E’ appena uscito il suo ultimo singolo “Sotto un altro cielo”, insieme a Rossana Casale e Mariella Nava, il cui ricavato sostiene Emergency, e il 12 gennaio sarà al teatro Golden di Roma con Poesie di carta. È Grazia Di Michele, cantautrice impegnata e artista in prima linea per i diritti. Di tutti.

“Poesie di carta” è una sorta di eredità, un progetto incompiuto della cantautrice Marisa Sannia, che vivrà al teatro Golden grazie alla voce e alla chitarra di Grazia Di Michele, alle note di Marco Piras al pianoforte, di Fabiano Lelli alla chitarra, di Fabrizio Fabiano al violoncello e di Bruno Piccinnu alle percussioni.

“Il colpo di fulmine è arrivato ascoltando, per caso, Rosa de Papel.

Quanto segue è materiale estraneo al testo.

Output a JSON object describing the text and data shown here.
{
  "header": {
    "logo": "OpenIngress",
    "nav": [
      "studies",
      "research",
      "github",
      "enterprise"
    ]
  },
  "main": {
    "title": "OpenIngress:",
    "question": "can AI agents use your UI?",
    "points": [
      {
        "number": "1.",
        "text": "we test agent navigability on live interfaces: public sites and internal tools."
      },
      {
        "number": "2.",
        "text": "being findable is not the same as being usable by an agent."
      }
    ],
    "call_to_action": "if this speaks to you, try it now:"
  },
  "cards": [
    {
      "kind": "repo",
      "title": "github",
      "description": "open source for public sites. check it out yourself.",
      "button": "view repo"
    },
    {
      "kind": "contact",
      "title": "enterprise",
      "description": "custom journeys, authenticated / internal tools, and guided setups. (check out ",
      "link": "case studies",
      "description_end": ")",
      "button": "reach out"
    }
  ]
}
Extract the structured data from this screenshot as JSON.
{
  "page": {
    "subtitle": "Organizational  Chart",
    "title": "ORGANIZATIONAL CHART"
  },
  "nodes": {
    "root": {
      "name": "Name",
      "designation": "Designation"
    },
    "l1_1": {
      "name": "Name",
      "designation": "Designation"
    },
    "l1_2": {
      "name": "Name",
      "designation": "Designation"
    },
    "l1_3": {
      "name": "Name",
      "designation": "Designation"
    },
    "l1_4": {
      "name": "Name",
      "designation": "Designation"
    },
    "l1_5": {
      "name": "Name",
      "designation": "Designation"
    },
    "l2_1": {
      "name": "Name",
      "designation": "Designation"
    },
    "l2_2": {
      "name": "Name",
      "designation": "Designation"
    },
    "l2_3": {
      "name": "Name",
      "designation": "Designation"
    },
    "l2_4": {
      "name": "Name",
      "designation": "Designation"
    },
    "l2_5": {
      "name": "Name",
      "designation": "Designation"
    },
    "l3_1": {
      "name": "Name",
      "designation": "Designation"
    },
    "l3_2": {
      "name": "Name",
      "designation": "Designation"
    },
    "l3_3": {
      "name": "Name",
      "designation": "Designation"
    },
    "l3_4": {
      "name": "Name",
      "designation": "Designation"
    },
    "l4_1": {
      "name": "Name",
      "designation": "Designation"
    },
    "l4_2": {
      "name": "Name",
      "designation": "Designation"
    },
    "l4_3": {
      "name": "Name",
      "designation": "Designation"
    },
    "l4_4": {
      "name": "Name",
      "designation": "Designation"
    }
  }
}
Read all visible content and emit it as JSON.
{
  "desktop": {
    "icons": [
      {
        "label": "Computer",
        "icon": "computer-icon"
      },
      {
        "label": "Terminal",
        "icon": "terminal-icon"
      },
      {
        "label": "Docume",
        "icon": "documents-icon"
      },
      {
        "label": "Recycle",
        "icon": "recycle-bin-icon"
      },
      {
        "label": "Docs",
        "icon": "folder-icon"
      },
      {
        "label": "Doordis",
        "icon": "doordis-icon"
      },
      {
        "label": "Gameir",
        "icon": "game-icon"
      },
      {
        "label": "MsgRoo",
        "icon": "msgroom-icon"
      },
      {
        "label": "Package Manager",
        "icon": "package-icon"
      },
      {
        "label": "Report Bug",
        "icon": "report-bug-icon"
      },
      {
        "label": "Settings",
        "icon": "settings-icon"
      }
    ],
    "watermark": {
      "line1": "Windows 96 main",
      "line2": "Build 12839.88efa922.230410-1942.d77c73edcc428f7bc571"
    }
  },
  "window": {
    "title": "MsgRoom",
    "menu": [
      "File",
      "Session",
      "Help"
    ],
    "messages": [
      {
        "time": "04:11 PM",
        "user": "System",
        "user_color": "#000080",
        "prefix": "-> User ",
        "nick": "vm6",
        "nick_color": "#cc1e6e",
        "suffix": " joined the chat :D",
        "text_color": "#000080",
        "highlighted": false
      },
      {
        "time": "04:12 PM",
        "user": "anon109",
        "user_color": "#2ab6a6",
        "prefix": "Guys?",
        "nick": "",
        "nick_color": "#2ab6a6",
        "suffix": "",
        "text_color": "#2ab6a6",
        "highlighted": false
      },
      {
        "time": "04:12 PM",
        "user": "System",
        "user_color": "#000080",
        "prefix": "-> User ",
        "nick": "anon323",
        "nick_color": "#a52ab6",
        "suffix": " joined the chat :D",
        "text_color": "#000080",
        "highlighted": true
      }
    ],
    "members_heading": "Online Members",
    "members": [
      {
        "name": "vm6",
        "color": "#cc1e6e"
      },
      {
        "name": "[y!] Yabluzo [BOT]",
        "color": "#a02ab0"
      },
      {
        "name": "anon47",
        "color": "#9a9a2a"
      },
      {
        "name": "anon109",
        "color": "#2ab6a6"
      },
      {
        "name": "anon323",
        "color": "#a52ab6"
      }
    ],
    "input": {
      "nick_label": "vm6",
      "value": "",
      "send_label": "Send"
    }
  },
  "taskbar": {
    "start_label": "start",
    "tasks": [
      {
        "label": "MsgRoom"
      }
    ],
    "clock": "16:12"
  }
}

Mi sono così ritrovata a lavorare su questo progetto, dove Marisa aveva musicato alcune sue poesie”.

A raccontare come nasce “Poesie di carta” è la cantautrice Grazia Di Michele.

“Poche volte succede che io mi innamori così tanto di un lavoro. Sono rimasta folgorata dalla bellezza degli arrangiamenti e dal modo in cui erano state musicate le poesie di Garcia Lorca. Non è scontato mettere la musica ad una poesia e ottenere un prodotto che funzioni. Soprattutto quando si va a toccare certi mostri sacri.

È un lavoro composito che Marisa non aveva fatto in tempo a portare in tournée. Ho contattato i suoi musicisti, ho rintracciato il suo produttore Marco Piras. Ho recuperato i vocali di Marisa, ho ereditato il copione con le sue annotazioni. Al teatro Golden il 12 gennaio partirà la turnée dopo il debutto di quest’estate a San Teodoro, in Sardegna, terra natia di Marisa. Sperando che non ci chiudano, perché dietro questo concerto c’è un lavoro enorme”.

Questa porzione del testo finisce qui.